Choose the experimental features you want to try

This document is an excerpt from the EUR-Lex website

Document 32021D0322

    Besluit (EU) 2021/322 van de Raad van 18 februari 2021 tot benoeming van een plaatsvervanger van het Comité van de Regio’s

    PB L 64 van 24.2.2021, p. 1–3 (BG, ES, CS, DA, DE, ET, EL, EN, FR, GA, HR, IT, LV, LT, HU, MT, NL, PL, PT, RO, SK, SL, FI, SV)

    Legal status of the document In force

    ELI: http://data.europa.eu/eli/dec/2021/322/oj

    24.2.2021   

    NL

    Publicatieblad van de Europese Unie

    L 64/1


    BESLUIT (EU) 2021/322 VAN DE RAAD

    van 18 februari 2021

    tot benoeming van een plaatsvervanger van het Comité van de Regio’s

    DE RAAD VAN DE EUROPESE UNIE,

    Gezien het Verdrag betreffende de werking van de Europese Unie, en met name artikel 300, lid 3, en artikel 305,

    Gezien Besluit (EU) 2019/852 van de Raad van 21 mei 2019 ter bepaling van de samenstelling van het Comité van de Regio’s (1),

    Gezien de voordracht van de Poolse regering,

    Overwegende hetgeen volgt:

    (1)

    In artikel 300, lid 3, van het Verdrag is bepaald dat het Comité van de Regio’s bestaat uit vertegenwoordigers van de regionale en lokale gemeenschappen die ofwel in een regionaal of lokaal lichaam gekozen zijn, ofwel politiek verantwoording verschuldigd zijn aan een gekozen vergadering.

    (2)

    In artikel 305 van het Verdrag is bepaald dat de leden van het Comité van de Regio’s, alsmede een gelijk aantal plaatsvervangers, voor vijf jaar door de Raad worden benoemd, overeenkomstig de voordrachten van de lidstaten.

    (3)

    Aangezien de ambtstermijn van de leden en plaatsvervangers van het Comité van de Regio’s op 25 januari 2020 is verstreken, dienen er nieuwe leden en plaatsvervangers te worden benoemd.

    (4)

    Op 10 december 2019 heeft de Raad Besluit (EU) 2019/2157 (2) vastgesteld overeenkomstig de voordrachten van de lidstaten.
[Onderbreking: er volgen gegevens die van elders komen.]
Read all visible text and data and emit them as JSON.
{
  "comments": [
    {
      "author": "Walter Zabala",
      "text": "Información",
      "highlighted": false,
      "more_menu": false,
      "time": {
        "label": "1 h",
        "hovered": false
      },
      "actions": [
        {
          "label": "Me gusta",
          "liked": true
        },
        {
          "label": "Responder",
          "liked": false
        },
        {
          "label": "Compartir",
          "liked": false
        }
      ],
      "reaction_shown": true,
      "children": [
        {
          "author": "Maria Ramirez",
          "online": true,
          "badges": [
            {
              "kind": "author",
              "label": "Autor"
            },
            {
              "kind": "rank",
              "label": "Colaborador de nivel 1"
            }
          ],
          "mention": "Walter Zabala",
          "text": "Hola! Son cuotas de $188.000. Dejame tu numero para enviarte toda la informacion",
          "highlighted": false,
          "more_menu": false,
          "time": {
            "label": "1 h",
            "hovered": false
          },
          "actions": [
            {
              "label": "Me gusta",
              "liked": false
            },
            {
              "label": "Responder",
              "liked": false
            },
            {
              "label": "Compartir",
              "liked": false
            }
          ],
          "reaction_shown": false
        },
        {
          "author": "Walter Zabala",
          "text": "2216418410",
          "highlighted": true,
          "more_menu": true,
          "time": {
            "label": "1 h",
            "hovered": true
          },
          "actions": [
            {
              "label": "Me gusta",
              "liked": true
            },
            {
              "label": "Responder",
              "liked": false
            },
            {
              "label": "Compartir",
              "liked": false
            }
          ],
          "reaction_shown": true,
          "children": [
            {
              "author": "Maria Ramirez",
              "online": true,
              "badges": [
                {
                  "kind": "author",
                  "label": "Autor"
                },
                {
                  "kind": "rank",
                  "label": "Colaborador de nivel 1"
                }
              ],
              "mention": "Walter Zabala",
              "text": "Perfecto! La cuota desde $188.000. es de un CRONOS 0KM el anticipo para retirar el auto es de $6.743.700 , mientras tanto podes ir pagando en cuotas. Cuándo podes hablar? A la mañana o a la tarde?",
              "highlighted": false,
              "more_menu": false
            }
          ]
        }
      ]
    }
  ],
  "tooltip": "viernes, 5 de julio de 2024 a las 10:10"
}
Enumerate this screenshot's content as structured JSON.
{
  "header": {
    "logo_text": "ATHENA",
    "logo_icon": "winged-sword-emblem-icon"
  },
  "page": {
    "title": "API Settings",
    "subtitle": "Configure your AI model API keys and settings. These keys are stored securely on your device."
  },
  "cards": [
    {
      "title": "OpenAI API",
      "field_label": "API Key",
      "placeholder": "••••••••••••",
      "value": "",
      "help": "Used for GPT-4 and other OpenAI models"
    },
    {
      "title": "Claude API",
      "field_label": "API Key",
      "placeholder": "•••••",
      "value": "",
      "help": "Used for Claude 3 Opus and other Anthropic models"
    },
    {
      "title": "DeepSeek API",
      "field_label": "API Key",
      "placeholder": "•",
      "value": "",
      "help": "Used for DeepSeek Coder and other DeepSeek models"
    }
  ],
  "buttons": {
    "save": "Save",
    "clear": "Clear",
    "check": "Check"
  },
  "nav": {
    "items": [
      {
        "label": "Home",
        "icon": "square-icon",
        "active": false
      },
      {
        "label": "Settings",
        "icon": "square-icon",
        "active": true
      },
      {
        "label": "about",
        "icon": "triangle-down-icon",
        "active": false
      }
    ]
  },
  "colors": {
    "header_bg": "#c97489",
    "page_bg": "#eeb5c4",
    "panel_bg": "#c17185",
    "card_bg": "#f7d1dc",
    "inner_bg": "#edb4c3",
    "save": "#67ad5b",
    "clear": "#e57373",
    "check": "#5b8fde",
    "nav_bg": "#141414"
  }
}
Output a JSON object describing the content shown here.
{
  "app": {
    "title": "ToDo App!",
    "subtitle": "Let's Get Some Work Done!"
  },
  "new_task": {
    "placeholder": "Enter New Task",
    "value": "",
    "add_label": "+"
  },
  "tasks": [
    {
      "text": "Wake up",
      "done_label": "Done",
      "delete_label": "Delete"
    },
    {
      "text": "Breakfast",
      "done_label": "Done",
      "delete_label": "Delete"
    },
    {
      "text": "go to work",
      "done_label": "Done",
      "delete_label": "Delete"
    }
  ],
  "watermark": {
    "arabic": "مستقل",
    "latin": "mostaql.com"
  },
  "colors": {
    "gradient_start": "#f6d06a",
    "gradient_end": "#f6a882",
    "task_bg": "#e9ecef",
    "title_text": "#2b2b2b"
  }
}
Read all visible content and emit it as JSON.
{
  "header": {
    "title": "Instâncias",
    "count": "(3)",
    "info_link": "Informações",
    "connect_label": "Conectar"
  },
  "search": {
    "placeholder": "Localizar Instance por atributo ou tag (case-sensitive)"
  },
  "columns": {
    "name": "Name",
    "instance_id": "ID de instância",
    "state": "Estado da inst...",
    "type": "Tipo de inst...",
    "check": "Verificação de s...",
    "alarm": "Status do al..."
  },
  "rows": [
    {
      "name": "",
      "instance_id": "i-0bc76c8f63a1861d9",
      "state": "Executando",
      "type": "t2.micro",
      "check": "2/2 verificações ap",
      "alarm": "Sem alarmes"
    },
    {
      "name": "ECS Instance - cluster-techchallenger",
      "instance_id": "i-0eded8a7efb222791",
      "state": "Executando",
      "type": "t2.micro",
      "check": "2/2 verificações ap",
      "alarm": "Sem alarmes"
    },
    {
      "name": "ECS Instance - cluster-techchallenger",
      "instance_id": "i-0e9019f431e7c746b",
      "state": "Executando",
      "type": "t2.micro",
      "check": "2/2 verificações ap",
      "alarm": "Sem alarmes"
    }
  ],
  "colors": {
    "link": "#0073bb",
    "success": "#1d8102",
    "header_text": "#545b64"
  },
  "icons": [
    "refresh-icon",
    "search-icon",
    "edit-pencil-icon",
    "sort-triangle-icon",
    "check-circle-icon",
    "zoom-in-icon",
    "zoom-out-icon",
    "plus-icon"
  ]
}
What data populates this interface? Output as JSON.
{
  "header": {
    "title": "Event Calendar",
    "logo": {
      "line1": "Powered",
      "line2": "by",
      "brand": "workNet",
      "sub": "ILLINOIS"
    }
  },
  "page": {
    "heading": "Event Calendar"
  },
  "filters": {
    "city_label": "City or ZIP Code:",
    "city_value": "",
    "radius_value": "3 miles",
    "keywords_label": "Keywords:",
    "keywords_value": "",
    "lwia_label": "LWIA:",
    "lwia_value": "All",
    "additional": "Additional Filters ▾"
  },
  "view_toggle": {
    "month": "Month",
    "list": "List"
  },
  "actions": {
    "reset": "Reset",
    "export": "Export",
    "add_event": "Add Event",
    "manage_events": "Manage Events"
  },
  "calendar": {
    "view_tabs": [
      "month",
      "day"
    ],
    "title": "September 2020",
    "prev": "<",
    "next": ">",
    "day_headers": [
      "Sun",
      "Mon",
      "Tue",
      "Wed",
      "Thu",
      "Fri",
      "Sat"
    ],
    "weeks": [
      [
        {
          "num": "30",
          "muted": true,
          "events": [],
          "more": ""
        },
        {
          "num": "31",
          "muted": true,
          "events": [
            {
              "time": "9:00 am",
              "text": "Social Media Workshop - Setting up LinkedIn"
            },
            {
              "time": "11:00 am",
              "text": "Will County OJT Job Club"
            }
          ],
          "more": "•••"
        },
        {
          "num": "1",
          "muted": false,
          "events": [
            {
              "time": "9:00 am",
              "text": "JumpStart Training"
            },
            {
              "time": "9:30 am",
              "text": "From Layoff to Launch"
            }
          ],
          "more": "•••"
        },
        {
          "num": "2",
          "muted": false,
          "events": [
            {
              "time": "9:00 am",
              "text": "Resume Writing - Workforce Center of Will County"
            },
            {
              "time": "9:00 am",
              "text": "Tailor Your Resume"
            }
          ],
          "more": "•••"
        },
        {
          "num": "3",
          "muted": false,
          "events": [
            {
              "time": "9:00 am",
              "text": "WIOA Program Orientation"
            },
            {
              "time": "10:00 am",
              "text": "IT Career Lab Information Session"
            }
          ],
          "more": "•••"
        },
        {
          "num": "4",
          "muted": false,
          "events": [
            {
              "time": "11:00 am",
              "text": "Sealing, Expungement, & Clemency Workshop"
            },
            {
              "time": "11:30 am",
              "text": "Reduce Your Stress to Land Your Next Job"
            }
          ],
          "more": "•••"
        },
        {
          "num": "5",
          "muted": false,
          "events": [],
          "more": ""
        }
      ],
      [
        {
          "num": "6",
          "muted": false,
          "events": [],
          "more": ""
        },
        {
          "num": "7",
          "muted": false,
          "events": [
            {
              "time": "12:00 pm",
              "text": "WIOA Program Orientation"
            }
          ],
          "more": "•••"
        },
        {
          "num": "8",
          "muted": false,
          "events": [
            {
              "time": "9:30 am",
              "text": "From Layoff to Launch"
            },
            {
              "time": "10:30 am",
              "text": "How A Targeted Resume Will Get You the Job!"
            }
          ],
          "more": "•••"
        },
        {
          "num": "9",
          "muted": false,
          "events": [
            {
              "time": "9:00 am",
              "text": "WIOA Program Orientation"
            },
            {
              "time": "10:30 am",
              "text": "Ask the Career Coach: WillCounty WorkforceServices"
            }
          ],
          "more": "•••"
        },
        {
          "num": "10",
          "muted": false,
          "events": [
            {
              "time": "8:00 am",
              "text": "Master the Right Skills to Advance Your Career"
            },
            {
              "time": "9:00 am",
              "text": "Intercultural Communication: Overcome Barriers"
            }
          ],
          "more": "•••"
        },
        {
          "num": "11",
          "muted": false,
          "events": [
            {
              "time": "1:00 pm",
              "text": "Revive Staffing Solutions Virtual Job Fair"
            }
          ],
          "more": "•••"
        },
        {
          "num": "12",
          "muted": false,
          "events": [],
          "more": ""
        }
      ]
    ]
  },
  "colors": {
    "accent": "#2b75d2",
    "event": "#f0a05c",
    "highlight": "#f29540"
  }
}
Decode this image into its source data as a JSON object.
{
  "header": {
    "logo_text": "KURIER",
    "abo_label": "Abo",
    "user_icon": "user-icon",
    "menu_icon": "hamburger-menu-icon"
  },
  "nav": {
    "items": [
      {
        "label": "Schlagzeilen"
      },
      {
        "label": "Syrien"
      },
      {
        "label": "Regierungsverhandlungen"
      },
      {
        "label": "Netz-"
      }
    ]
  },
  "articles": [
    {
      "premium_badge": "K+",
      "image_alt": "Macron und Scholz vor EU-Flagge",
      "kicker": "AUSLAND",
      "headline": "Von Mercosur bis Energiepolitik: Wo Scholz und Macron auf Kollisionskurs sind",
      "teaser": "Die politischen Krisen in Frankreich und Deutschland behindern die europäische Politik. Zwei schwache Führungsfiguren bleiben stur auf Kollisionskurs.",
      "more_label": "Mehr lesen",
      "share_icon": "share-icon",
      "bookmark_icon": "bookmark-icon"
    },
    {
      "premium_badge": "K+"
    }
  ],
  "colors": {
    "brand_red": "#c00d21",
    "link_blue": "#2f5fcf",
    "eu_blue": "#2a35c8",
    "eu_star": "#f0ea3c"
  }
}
Bij dat besluit zijn voor de periode van 26 januari 2020 tot en met 25 januari 2025 de leden en plaatsvervangers benoemd die zijn voorgedragen door de Tsjechische, de Deense, de Estse, de Cypriotische, de Letse, de Luxemburgse, de Nederlandse, de Oostenrijkse, de Roemeense, de Sloveense, de Slowaakse en de Zweedse regering. Bij Besluit (EU) 2019/2157 zijn voor dezelfde periode eveneens benoemd de drie leden die door de Belgische regering zijn voorgedragen, de eenentwintig leden en twintig plaatsvervangers die door de Duitse regering zijn voorgedragen, de acht leden en acht plaatsvervangers die door de Ierse regering zijn voorgedragen, de zestien leden en zestien plaatsvervangers die door de Spaanse regering zijn voorgedragen, de tien leden en veertien plaatsvervangers die door de Italiaanse regering zijn voorgedragen, de vier leden en vier plaatsvervangers die door de Maltese regering zijn voorgedragen, en de acht leden en acht plaatsvervangers die door de Finse regering zijn voorgedragen.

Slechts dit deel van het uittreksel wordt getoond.